# Agent-Environment Alignment via Automated Interface Generation

This repository contains the full source code and experiment logs for our ICLR 2026 paper:
**"Agent-Environment Alignment via Automated Interface Generation"**

## Overview

We present **ALIGN**, a framework that automatically generates aligned interfaces to alleviate agent-environment misalignment, significantly improving agent performance across a range of interactive decision-making tasks.

This repository includes all source code, prompt templates, and experimental logs to reproduce our results across four benchmarks:

* **ALFWorld** (`alfworld`)
* **ScienceWorld** (`scienceworld`)
* **WebShop** (`webshop`)
* **M³ToolEval** (`m3tool`)

## Repository Structure

Each benchmark directory (e.g., `alfworld/`, `scienceworld/`, etc.) contains the following components:

> **Note**:
> `[METHOD]` $\in$ {`vanilla`, `react`, `sc`, `refine`, `planning`}
> `[MODEL]` $\in$ {`Llama31_8BInstruct`, `Llama33_70BInstruct`, `Qwen2.514BInstruct`}

### Core Files

* `main.py`
  Entry script to configure and launch experiments.

* `analysis_agent.py`
  Core implementation of the **Analyzer** module for misalignment detection.

* `analysis_agent_prompt_[METHOD].py`
  Prompt templates used by Analyzer for the specified agent method.

* `optimization_agent.py`
  Core implementation of the **Optimizer** module for interface generation.

* `optimization_agent_prompt_[METHOD].py`
  Prompt templates used by Optimizer for the specified agent method.
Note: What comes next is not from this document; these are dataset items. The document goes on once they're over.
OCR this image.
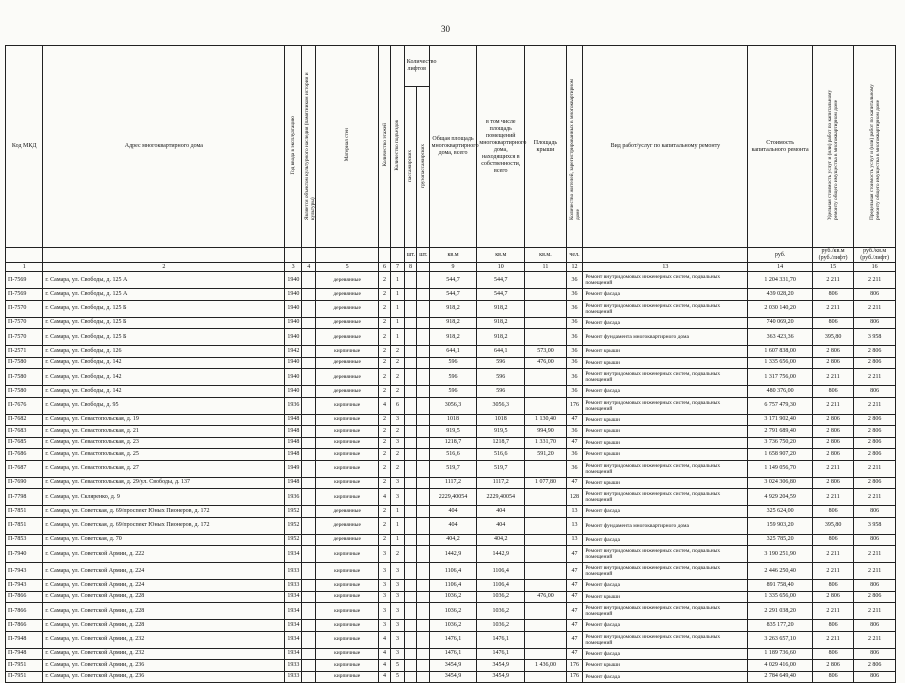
30
Код МКД	Адрес многоквартирного дома	Год ввода в эксплуатацию	Является объектом культурного наследия (памятником истории и культуры)	Материал стен	Количество этажей	Количество подъездов	Количество лифтов		Общая площадь многоквартирного дома, всего	в том числе площадь помещений многоквартирного дома, находящихся в собственности, всего	Площадь крыши	Количество жителей, зарегистрированных в многоквартирном доме	Вид работ/услуг по капитальному ремонту	Стоимость капитального ремонта	Удельная стоимость услуг и (или) работ по капитальному ремонту общего имущества в многоквартирном доме	Предельная стоимость услуг и (или) работ по капитальному ремонту общего имущества в многоквартирном доме
							пассажирских	грузопассажирских								
							шт.	шт.	кв.м	кв.м	кв.м.	чел.		руб.	руб./кв.м (руб./лифт)	руб./кв.м (руб./лифт)
1	2	3	4	5	6	7	8		9	10	11	12	13	14	15	16
П-7569	г. Самара, ул. Свободы, д. 125 А	1940		деревянные	2	1			544,7	544,7		36	Ремонт внутридомовых инженерных систем, подвальных помещений	1 204 331,70	2 211	2 211
П-7569	г. Самара, ул. Свободы, д. 125 А	1940		деревянные	2	1			544,7	544,7		36	Ремонт фасада	439 028,20	806	806
П-7570	г. Самара, ул. Свободы, д. 125 Б	1940		деревянные	2	1			918,2	918,2		36	Ремонт внутридомовых инженерных систем, подвальных помещений	2 030 140,20	2 211	2 211
П-7570	г. Самара, ул. Свободы, д. 125 Б	1940		деревянные	2	1			918,2	918,2		36	Ремонт фасада	740 069,20	806	806
П-7570	г. Самара, ул. Свободы, д. 125 Б	1940		деревянные	2	1			918,2	918,2		36	Ремонт фундамента многоквартирного дома	363 423,36	395,80	3 958
П-2571	г. Самара, ул. Свободы, д. 126	1942		кирпичные	2	2			644,1	644,1	573,00	36	Ремонт крыши	1 607 838,00	2 806	2 806
П-7580	г. Самара, ул. Свободы, д. 142	1940		деревянные	2	2			596	596	476,00	36	Ремонт крыши	1 335 656,00	2 806	2 806
П-7580	г. Самара, ул. Свободы, д. 142	1940		деревянные	2	2			596	596		36	Ремонт внутридомовых инженерных систем, подвальных помещений	1 317 756,00	2 211	2 211
П-7580	г. Самара, ул. Свободы, д. 142	1940		деревянные	2	2			596	596		36	Ремонт фасада	480 376,00	806	806
П-7676	г. Самара, ул. Свободы, д. 95	1936		кирпичные	4	6			3056,3	3056,3		176	Ремонт внутридомовых инженерных систем, подвальных помещений	6 757 479,30	2 211	2 211
П-7682	г. Самара, ул. Севастопольская, д. 19	1948		кирпичные	2	3			1018	1018	1 130,40	47	Ремонт крыши	3 171 902,40	2 806	2 806
П-7683	г. Самара, ул. Севастопольская, д. 21	1948		кирпичные	2	2			919,5	919,5	994,90	36	Ремонт крыши	2 791 689,40	2 806	2 806
П-7685	г. Самара, ул. Севастопольская, д. 23	1948		кирпичные	2	3			1218,7	1218,7	1 331,70	47	Ремонт крыши	3 736 750,20	2 806	2 806
П-7686	г. Самара, ул. Севастопольская, д. 25	1948		кирпичные	2	2			516,6	516,6	591,20	36	Ремонт крыши	1 658 907,20	2 806	2 806
П-7687	г. Самара, ул. Севастопольская, д. 27	1949		кирпичные	2	2			519,7	519,7		36	Ремонт внутридомовых инженерных систем, подвальных помещений	1 149 056,70	2 211	2 211
П-7690	г. Самара, ул. Севастопольская, д. 29/ул. Свободы, д. 137	1948		кирпичные	2	3			1117,2	1117,2	1 077,80	47	Ремонт крыши	3 024 306,80	2 806	2 806
П-7798	г. Самара, ул. Скляренко, д. 9	1936		кирпичные	4	3			2229,40054	2229,40054		128	Ремонт внутридомовых инженерных систем, подвальных помещений	4 929 204,59	2 211	2 211
П-7851	г. Самара, ул. Советская, д. 69/проспект Юных Пионеров, д. 172	1952		деревянные	2	1			404	404		13	Ремонт фасада	325 624,00	806	806
П-7851	г. Самара, ул. Советская, д. 69/проспект Юных Пионеров, д. 172	1952		деревянные	2	1			404	404		13	Ремонт фундамента многоквартирного дома	159 903,20	395,80	3 958
П-7853	г. Самара, ул. Советская, д. 70	1952		деревянные	2	1			404,2	404,2		13	Ремонт фасада	325 785,20	806	806
П-7940	г. Самара, ул. Советской Армии, д. 222	1934		кирпичные	3	2			1442,9	1442,9		47	Ремонт внутридомовых инженерных систем, подвальных помещений	3 190 251,90	2 211	2 211
П-7943	г. Самара, ул. Советской Армии, д. 224	1933		кирпичные	3	3			1106,4	1106,4		47	Ремонт внутридомовых инженерных систем, подвальных помещений	2 446 250,40	2 211	2 211
П-7943	г. Самара, ул. Советской Армии, д. 224	1933		кирпичные	3	3			1106,4	1106,4		47	Ремонт фасада	891 758,40	806	806
П-7866	г. Самара, ул. Советской Армии, д. 228	1934		кирпичные	3	3			1036,2	1036,2	476,00	47	Ремонт крыши	1 335 656,00	2 806	2 806
П-7866	г. Самара, ул. Советской Армии, д. 228	1934		кирпичные	3	3			1036,2	1036,2		47	Ремонт внутридомовых инженерных систем, подвальных помещений	2 291 038,20	2 211	2 211
П-7866	г. Самара, ул. Советской Армии, д. 228	1934		кирпичные	3	3			1036,2	1036,2		47	Ремонт фасада	835 177,20	806	806
П-7948	г. Самара, ул. Советской Армии, д. 232	1934		кирпичные	4	3			1476,1	1476,1		47	Ремонт внутридомовых инженерных систем, подвальных помещений	3 263 657,10	2 211	2 211
П-7948	г. Самара, ул. Советской Армии, д. 232	1934		кирпичные	4	3			1476,1	1476,1		47	Ремонт фасада	1 189 736,60	806	806
П-7951	г. Самара, ул. Советской Армии, д. 236	1933		кирпичные	4	5			3454,9	3454,9	1 436,00	176	Ремонт крыши	4 029 416,00	2 806	2 806
П-7951	г. Самара, ул. Советской Армии, д. 236	1933		кирпичные	4	5			3454,9	3454,9		176	Ремонт фасада	2 784 649,40	806	806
* `experiment_[METHOD].py`
  Agent implementation and experiment logic for each agent method.

* `env_simulator_[METHOD].py`
  Simulator environment used for interface verification with Analyzer/Optimizer.

* `interface_ini.py`
  Initial interface (without ALIGN).

* `interface_[METHOD].py`
  Final ALIGN-generated interfaces for each agent method.

### Logs

All experiment results are stored in the `logs/` directory under each benchmark. This includes:

* `baseline_[METHOD]`
  Experiments **w/o** interface enhancement (baseline).

* `final_[METHOD]`
  Experiments **w/** ALIGN-enhanced interface (main result).

* `vanilla_to_[METHOD]`
  Generalization experiments: from vanilla agent to other agent methods.

* `[MODEL]_[METHOD]_baseline` / `[MODEL]_[METHOD]_alignment`
  Cross-model generalization from Qwen2.5-7B-Instruct to other LLMs.

* `noinformation_Qwen257BInstruct_[METHOD]_alignment`
  **Ablation study**: removing the `InferRules` module.

* `nointeraction_Qwen257BInstruct_[METHOD]_alignment`
  **Ablation study**: removing the `WrapStep` module.

## Reproducing Results

Please refer to each `main.py` and `[METHOD]`-specific experiment script to launch experiments. All hyperparameters and task splits follow the configurations described in our paper.